If you are involved in your firm’s desktop security strategies (Windows in particular), you should read this:

Characterizing the IRC-based Botnet Phenomenon

This is a fact-filled but eminently readable paper about 3,290 IRC-based botnet command and control networks in China from June 2006 to June 2007. In addition to doing the normal things you’d expect to see in a botnet analysis, the researchers analyzed the extent of malware samples circulated within the botnets. They also attempted to determine the effectiveness of nine anti-virus engines in detecting the samples in circulation.

If you don’t want to read the whole thing, I’ve put together the Cliff’s Notes, at least from the perspective of a data junkie like me. Here are some of the more interesting metrics from the report. Some of these are from the report itself, and I’ve derived others. Editorial comments are in italics.

  • Number of infected bot nodes: 1.5 million over the reporting period, for those 1904 botnets they could analyze in detail. Average botnet size over the period was about 800 nodes. Biggest was 50,000 nodes
  • Botnet nodes are strongly diurnal, caused by infected machines being powered off at night
  • Average lifetime of a botnet C&C server was 54 days
  • Only 8.8% of the IP addresses of bots corresponded to blacklisted IPs on Spamhaus. Not sure whether this means Spamhaus was ineffective, or just that bots have been getting sneakier. It does suggest that “reputation services” won’t save us…
  • Of the activities seen on the botnet channels, “spreading” commands (finding new victims) were 28% of the commands executed. DDOS attacks were 25%; information theft, 9.8%; self-update activities, 14%. This last figure is interesting; it tells me that bot executables on infected nodes are continually updating themselves to evade detection
  • Botnet spreading methods used exploits for the ASN1, DCOM, LSASS vulns in 50% of the spread commands executed. “Weak password” spreading methods were used, by contrast, only about 6% of the time.
  • Very few bot commands (low hundreds) were executed for visiting websites (which you’d expect to see for creating fraudulent search result clicks). That shoots my pet theory that bots are ideal “for distributed click fraud”… damn.
  • Within the botnets, 2,000-4,000 samples of malware were collected every day, with peaks at 7,000 per day
  • 90,000 unique samples collected overall (average 250 new/day)
  • For unique samples seen for the first time (within 1 hour of collection) by an AV engine, the malware detection rate was 70% or higher for only 4 of the 9 AV engines used. The four were Kaspersky (92%), BitDefender (86%), Rising (79%) and Trend Micro (78%). The report did not disclose what the other five engines were, but they all came in at between 50.2% and 70% detection for new malware.
  • Even when samples were 30 days old, none of the top four AV engines topped 94% detection. It’s unclear how many engines would need to have been used together in order to catch “everything.”
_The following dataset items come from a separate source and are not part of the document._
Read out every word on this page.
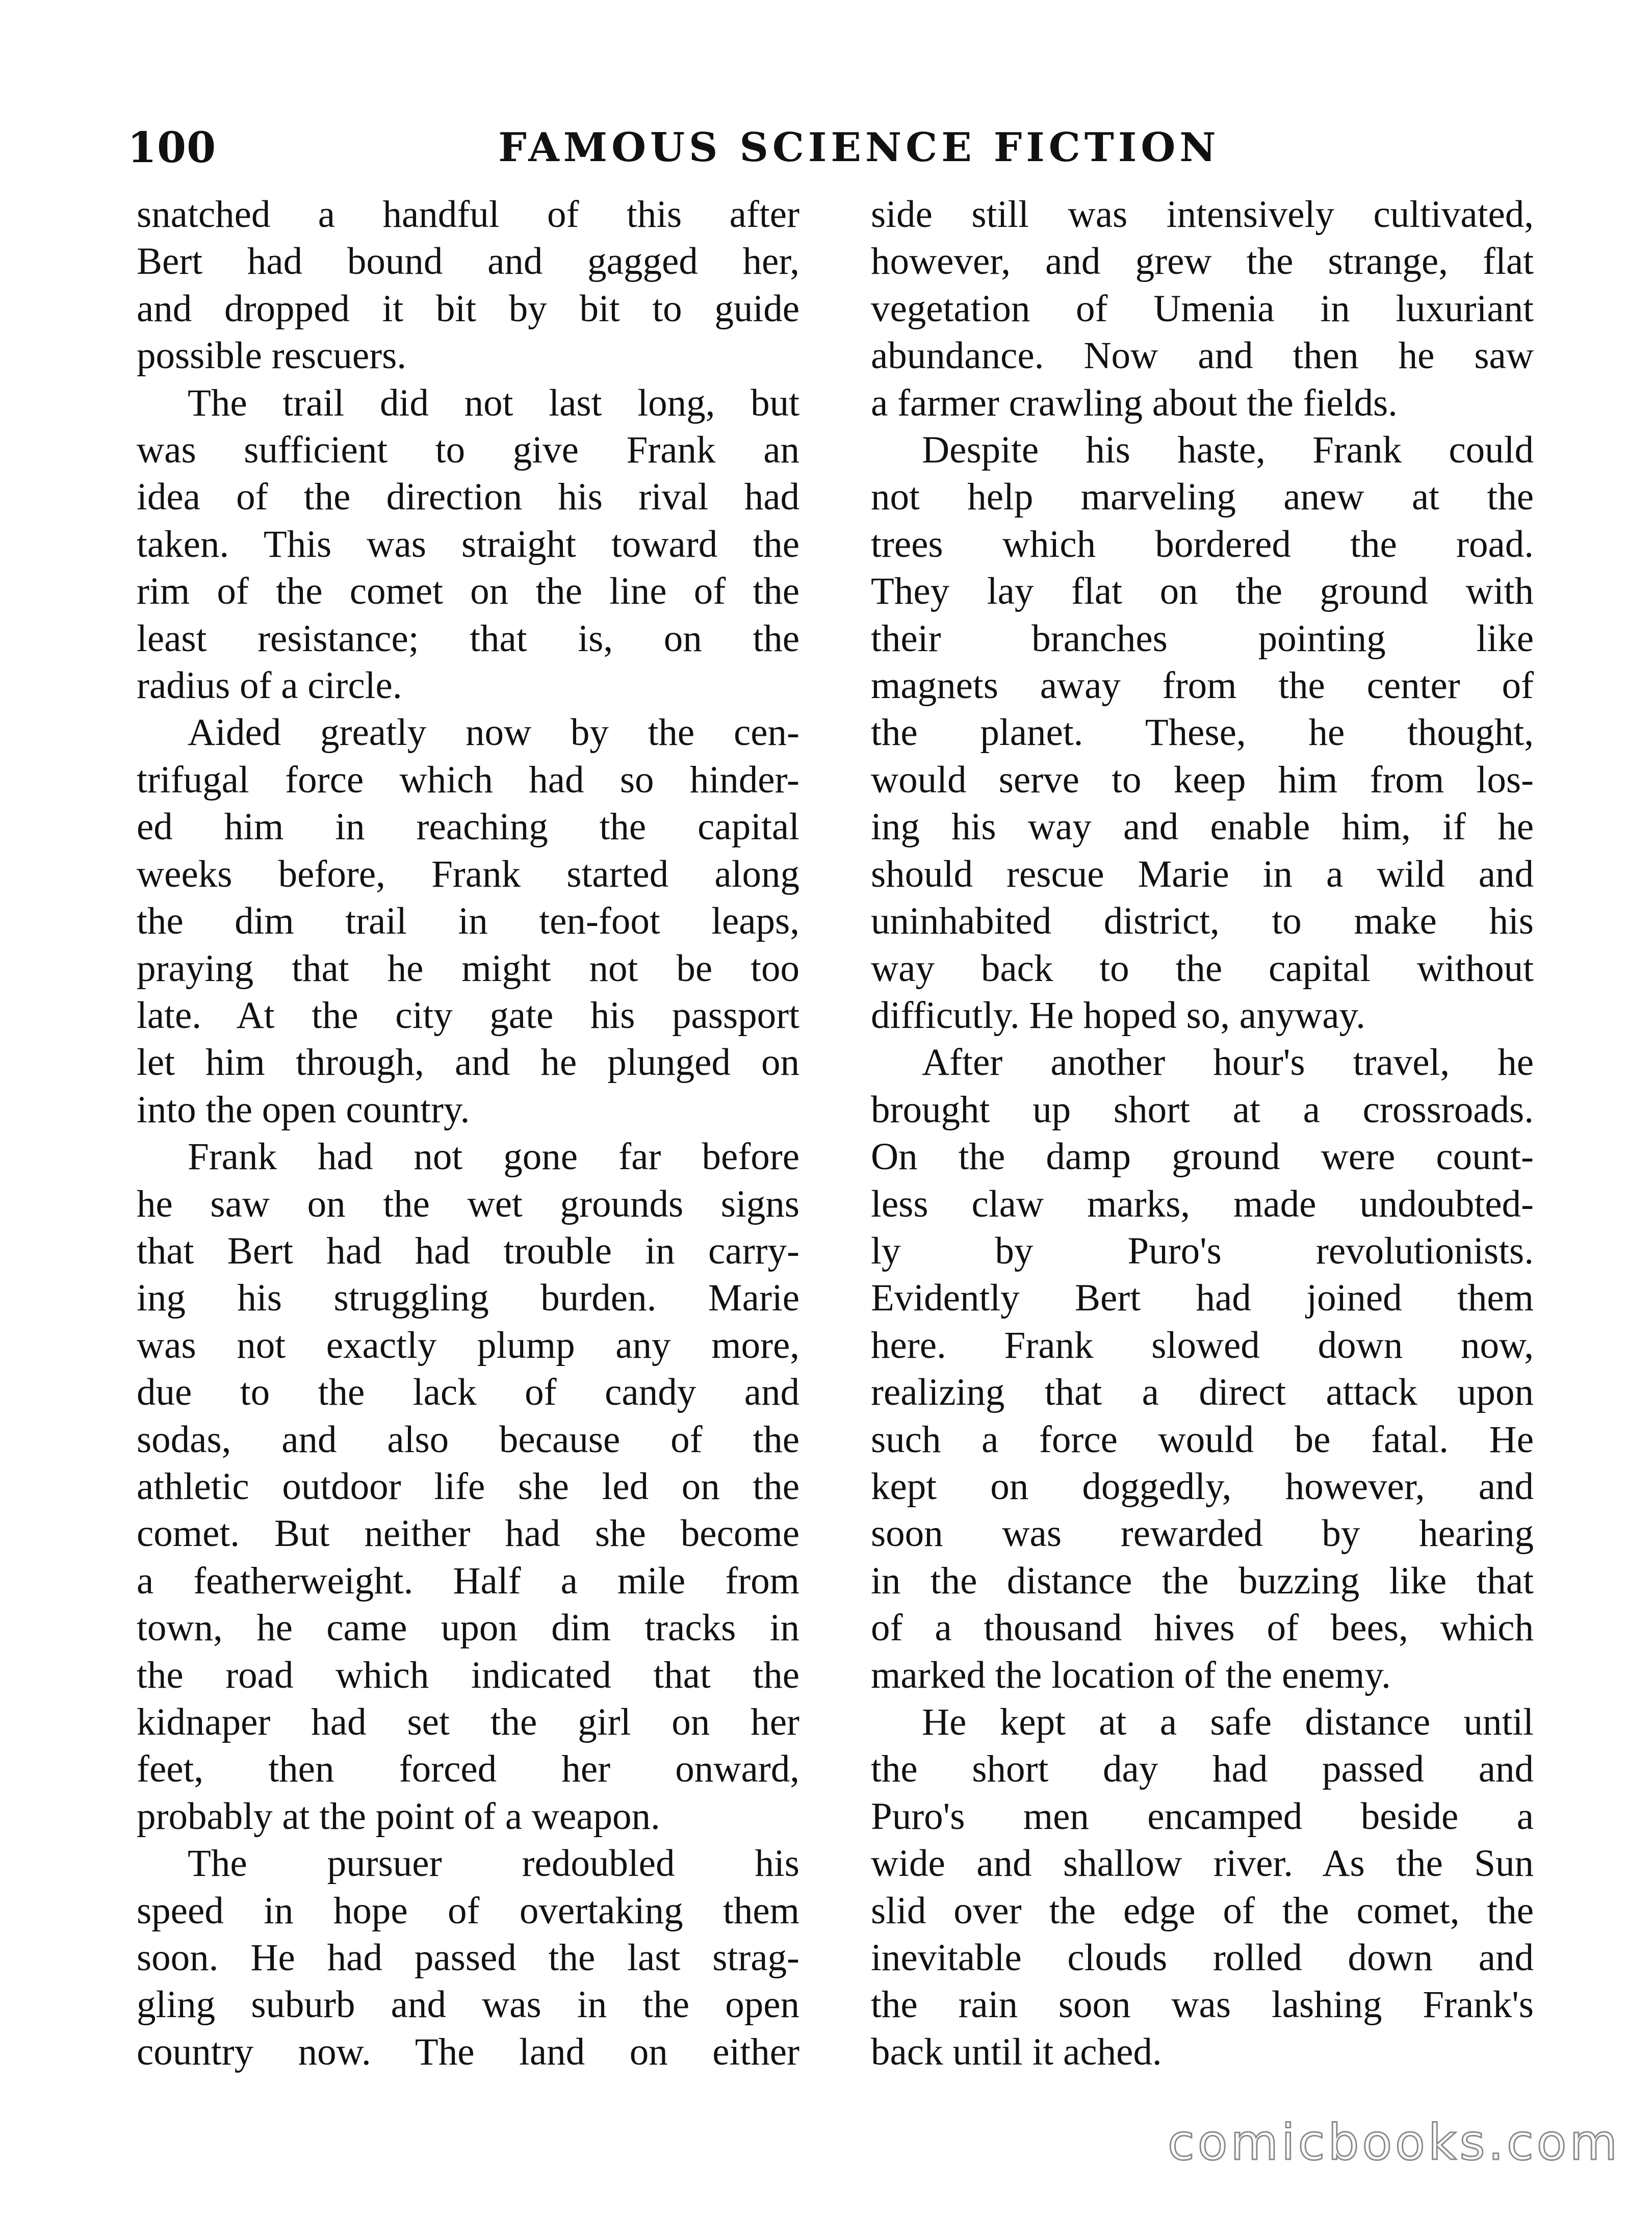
100	FAMOUS SCIENCE FICTION
snatched a handful of this after
Bert had bound and gagged her,
and dropped it bit by bit to guide
possible rescuers.
The trail did not last long, but
was sufficient to give Frank an
idea of the direction his rival had
taken. This was straight toward the
rim of the comet on the line of the
least resistance; that is, on the
radius of a circle.
Aided greatly now by the cen-
trifugal force which had so hinder-
ed him in reaching the capital
weeks before, Frank started along
the dim trail in ten-foot leaps,
praying that he might not be too
late. At the city gate his passport
let him through, and he plunged on
into the open country.
Frank had not gone far before
he saw on the wet grounds signs
that Bert had had trouble in carry-
ing his struggling burden. Marie
was not exactly plump any more,
due to the lack of candy and
sodas, and also because of the
athletic outdoor life she led on the
comet. But neither had she become
a featherweight. Half a mile from
town, he came upon dim tracks in
the road which indicated that the
kidnaper had set the girl on her
feet, then forced her onward,
probably at the point of a weapon.
The pursuer redoubled his
speed in hope of overtaking them
soon. He had passed the last strag-
gling suburb and was in the open
country now. The land on either
side still was intensively cultivated,
however, and grew the strange, flat
vegetation of Umenia in luxuriant
abundance. Now and then he saw
a farmer crawling about the fields.
Despite his haste, Frank could
not help marveling anew at the
trees which bordered the road.
They lay flat on the ground with
their branches pointing like
magnets away from the center of
the planet. These, he thought,
would serve to keep him from los-
ing his way and enable him, if he
should rescue Marie in a wild and
uninhabited district, to make his
way back to the capital without
difficutly. He hoped so, anyway.
After another hour's travel, he
brought up short at a crossroads.
On the damp ground were count-
less claw marks, made undoubted-
ly by Puro's revolutionists.
Evidently Bert had joined them
here. Frank slowed down now,
realizing that a direct attack upon
such a force would be fatal. He
kept on doggedly, however, and
soon was rewarded by hearing
in the distance the buzzing like that
of a thousand hives of bees, which
marked the location of the enemy.
He kept at a safe distance until
the short day had passed and
Puro's men encamped beside a
wide and shallow river. As the Sun
slid over the edge of the comet, the
inevitable clouds rolled down and
the rain soon was lashing Frank's
back until it ached.
comicbooks.com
The report offers plenty of conclusions. My own meta-conclusions are these:

  • AV is missing a lot of malware
  • Unpatched systems seem to be a key spreading vector… still
  • Bot infections are becoming self-modifying to ensure that they evade detection
  • Reputation services don’t seem to help much
  • Distributed click fraud is not yet a popular money-making technique

My last conclusion is perhaps the least intuitive: automated honeypot systems are cool. So cool, in fact, that I’m surprised that the big AV companies aren’t selling them yet as a standard detection tool. But, of course, that would tend to undermine the public position that anti-virus products offer “total protection” (to quote a McAfee product name) or “mega detection” (to quote Panda).

On a side note, for my employer Yankee Group I’m currently finishing up a report on the future of the anti-virus industry. Reports like these reinforce my view that security vendors will be forced to strengthen the detection and recovery parts of their product portfolios — and cool the silver-bullet rhetoric about perfect protection. But, that’s thinking like a CISSP (the prevent-detect-recover triad), rather than like a desktop software vendor (software is installed, and problems are solved in one step).